A variety of groups gathered at the Boston Common to voice their concerns over the inauguration of President Donald Trump.
Anti-Trump protests caused traffic delays in Boston on Friday afternoon and police moved into the area to separate Trump protesters from Trump supporters.
Just as President Donald Trump's inaugural parade made its way through the streets of Washington, D.C., protesters clogged streets in the area of Dewey Square as they prepared to march on Boston Common.
The planned 5 p.m. march was the second of the day in Boston.
Earlier in the afternoon, a couple of hundred protesters descended on Boston Common just after Trump took his oath of office.

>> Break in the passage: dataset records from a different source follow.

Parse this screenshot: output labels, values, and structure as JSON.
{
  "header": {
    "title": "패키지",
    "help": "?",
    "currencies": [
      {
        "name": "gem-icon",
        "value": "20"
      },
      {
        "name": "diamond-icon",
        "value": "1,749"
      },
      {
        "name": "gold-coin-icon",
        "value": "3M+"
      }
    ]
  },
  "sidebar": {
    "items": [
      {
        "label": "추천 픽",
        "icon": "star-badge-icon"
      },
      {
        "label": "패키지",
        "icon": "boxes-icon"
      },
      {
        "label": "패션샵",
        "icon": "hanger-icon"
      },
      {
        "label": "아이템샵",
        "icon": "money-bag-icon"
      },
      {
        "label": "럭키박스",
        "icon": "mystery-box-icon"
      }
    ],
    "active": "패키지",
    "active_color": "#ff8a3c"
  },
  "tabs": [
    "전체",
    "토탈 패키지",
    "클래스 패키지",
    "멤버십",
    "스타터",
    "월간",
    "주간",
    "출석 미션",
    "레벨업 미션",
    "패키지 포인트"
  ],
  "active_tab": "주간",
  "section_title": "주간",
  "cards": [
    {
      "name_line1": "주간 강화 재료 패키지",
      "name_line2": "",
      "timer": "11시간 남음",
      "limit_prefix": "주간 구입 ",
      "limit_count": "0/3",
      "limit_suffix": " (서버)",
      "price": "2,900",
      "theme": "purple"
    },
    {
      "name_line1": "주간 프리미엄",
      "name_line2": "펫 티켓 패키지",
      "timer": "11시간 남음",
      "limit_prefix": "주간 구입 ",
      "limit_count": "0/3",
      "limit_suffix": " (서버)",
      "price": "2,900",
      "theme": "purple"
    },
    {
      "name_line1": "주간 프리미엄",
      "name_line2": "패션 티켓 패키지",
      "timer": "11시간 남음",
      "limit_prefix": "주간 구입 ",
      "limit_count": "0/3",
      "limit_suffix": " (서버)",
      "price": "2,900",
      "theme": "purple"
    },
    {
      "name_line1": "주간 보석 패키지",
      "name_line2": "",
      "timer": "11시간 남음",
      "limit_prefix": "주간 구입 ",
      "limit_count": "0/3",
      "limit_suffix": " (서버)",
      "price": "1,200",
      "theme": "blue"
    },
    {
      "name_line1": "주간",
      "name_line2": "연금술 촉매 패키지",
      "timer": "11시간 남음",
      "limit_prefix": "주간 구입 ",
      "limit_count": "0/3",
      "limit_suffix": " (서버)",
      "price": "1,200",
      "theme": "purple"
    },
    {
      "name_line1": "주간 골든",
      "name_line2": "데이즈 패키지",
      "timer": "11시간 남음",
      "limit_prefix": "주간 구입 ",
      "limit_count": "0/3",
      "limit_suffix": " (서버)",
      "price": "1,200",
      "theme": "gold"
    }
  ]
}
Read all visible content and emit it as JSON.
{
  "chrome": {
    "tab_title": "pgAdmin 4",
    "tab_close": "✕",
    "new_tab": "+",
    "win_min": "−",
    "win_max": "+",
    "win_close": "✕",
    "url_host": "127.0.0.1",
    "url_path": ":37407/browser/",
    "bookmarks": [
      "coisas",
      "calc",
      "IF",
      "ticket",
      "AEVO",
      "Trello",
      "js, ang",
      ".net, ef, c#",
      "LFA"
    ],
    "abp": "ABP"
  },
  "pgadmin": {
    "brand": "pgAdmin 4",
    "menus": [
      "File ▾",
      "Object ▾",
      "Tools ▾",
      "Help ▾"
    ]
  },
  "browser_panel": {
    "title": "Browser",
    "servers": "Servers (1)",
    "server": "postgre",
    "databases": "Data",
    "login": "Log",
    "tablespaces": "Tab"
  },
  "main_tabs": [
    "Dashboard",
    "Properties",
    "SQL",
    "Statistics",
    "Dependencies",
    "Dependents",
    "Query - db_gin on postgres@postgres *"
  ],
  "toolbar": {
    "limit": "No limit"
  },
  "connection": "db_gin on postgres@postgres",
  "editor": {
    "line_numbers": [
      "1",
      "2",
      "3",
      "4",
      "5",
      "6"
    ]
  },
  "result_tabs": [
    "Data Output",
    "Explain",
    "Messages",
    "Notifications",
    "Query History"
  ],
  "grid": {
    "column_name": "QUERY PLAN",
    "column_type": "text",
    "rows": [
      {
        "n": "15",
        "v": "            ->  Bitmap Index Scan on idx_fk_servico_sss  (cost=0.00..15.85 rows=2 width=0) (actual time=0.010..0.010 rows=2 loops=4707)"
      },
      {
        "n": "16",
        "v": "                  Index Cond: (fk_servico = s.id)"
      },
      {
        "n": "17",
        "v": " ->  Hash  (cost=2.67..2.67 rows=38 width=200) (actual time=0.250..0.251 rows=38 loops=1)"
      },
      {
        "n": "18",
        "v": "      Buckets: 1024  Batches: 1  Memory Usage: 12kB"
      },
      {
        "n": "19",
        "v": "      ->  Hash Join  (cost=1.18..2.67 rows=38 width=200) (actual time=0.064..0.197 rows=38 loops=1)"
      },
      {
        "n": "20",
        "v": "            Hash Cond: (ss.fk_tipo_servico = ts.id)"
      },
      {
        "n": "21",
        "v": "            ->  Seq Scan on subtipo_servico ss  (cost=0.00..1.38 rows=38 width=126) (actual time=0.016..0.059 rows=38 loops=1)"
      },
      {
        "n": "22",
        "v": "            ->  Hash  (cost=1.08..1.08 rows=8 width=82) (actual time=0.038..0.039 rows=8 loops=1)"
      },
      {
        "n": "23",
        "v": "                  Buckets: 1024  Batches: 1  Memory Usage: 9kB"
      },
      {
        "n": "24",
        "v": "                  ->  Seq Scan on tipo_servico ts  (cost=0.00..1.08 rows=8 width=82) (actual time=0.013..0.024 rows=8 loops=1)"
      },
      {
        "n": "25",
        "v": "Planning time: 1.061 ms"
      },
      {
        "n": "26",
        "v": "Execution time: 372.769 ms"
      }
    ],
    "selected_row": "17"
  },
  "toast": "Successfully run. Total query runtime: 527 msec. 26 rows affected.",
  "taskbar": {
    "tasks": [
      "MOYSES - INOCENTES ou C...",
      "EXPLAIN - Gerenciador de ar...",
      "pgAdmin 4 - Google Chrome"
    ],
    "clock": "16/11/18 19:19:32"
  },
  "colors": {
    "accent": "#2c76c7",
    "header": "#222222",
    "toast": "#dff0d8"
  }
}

Some carried signs saying "Not my president," and many said they could not bring themselves to watch the ceremony on television so they showed up to take a stand instead.
"I'm terrified about what's going to happen over the next four, possibly eight years," Brookline resident Amy Newell said. "I'm here with my entire family to say, 'No, I don't agree. I don't stand with Trump.' I'm here to stand against him."
New Hampshire native Mary McLeod agreed, saying, "I feel like today is the day we usher in the new dark age."
Many of the demonstrators came as separate groups, including Northeastern University employees who walked off the job to protest for worker’s rights and immigrant and LGBTQ groups.
The post-inauguration concerns echoed into the office of Democratic Congressman Mike Capuano, one of over 60 lawmakers who did not attend the inauguration.
Capuano instead said he chose to listen to his constituents who say they are worried about the future. He hopes he can help them channel their frustration into action.